In Spain we had several banks failing including Diada Savings, Espigna Savings Bank Group, UNNIM Group, Banca Civica and CajaSur. Now Spain has moved already to consolidate its banking sector and has set up funds to facilitate that process. Spanish banks were particularly hard hit by the crisis as a large housing bubble left Spanish financial institutions with many bad loans on their books.

Finally, one Greek bank ATE Bank also failed the requirements.

In all the failed banks will need to raise a total of 3.5 billion Euros. Failure of the test meant that under the adverse conditions laid out after a sovereign shock, banks would see their Tier 1 capital ratios fall below 6%, a threshold that is above the regulatory minimum of 4% Tier 1 capital.

Earlier in the session the Euro floundered as details of the tests methodology became known. It led some investors and traders to question whether the tests were stringent enough. While the test scenario assumes a double-dip recession, a 20% decline in equity markets and a sharp rise in interest rates, the main drawbacks being that the tests would not treat the impact of sovereign debt losses on trading books and bank books equally.

While default was not an option in the stress tests, the tests did assume a haircut, or discount, of 23.1% on Greek bonds at the end of 2011, reports said. The haircut on Portuguese bonds is set at 14%; Spanish bonds, 12.3%; and German bonds, 4.7%, reports said.
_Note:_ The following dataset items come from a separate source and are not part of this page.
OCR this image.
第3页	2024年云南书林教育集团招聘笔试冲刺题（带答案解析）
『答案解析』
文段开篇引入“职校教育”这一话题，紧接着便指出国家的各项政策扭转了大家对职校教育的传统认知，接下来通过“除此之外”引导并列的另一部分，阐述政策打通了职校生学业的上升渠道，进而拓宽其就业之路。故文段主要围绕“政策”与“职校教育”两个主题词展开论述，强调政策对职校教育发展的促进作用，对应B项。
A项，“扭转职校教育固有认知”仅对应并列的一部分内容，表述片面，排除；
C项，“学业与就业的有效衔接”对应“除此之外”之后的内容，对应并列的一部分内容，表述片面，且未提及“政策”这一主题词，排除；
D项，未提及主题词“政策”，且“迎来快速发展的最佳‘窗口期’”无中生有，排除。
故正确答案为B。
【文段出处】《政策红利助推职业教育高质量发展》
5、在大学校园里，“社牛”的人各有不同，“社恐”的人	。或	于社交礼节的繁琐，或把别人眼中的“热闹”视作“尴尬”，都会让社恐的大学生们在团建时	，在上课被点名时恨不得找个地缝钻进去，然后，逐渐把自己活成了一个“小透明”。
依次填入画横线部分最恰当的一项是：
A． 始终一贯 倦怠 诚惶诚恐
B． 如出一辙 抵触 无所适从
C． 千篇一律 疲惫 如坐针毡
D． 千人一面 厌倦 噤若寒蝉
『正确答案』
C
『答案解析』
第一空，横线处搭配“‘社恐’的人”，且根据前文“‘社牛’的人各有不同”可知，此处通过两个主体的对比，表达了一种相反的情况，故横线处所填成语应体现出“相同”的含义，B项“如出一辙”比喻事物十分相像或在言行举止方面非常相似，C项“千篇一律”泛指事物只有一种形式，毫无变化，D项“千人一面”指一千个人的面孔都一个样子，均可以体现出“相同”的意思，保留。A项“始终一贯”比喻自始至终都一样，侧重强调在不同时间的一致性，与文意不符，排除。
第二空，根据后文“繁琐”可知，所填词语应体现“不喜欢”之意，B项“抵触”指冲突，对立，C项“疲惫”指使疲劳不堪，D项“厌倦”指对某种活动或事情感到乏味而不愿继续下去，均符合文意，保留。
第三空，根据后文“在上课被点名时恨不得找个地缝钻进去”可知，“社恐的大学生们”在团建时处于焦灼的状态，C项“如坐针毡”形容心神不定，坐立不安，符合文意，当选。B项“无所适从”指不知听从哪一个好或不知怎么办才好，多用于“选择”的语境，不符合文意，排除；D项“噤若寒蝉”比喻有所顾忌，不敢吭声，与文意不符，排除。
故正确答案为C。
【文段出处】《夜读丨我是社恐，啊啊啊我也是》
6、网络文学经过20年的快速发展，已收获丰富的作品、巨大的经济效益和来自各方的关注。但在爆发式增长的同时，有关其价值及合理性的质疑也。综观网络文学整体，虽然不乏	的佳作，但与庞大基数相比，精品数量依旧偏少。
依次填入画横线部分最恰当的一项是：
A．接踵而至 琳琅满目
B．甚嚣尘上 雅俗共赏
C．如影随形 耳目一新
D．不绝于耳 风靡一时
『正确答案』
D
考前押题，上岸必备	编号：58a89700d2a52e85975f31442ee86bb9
Second, bank-book assets would not be marked down in the same way as trading-book assets because they are assumed to be held until maturity, whereas trading-book assets have to be marked as their prices fluctuate and losses are reflected in banks’ quarterly earnings. But, bad bond purchases could have been stuffed into the bank’s portfolio while profitable trades were left as trading-book assets.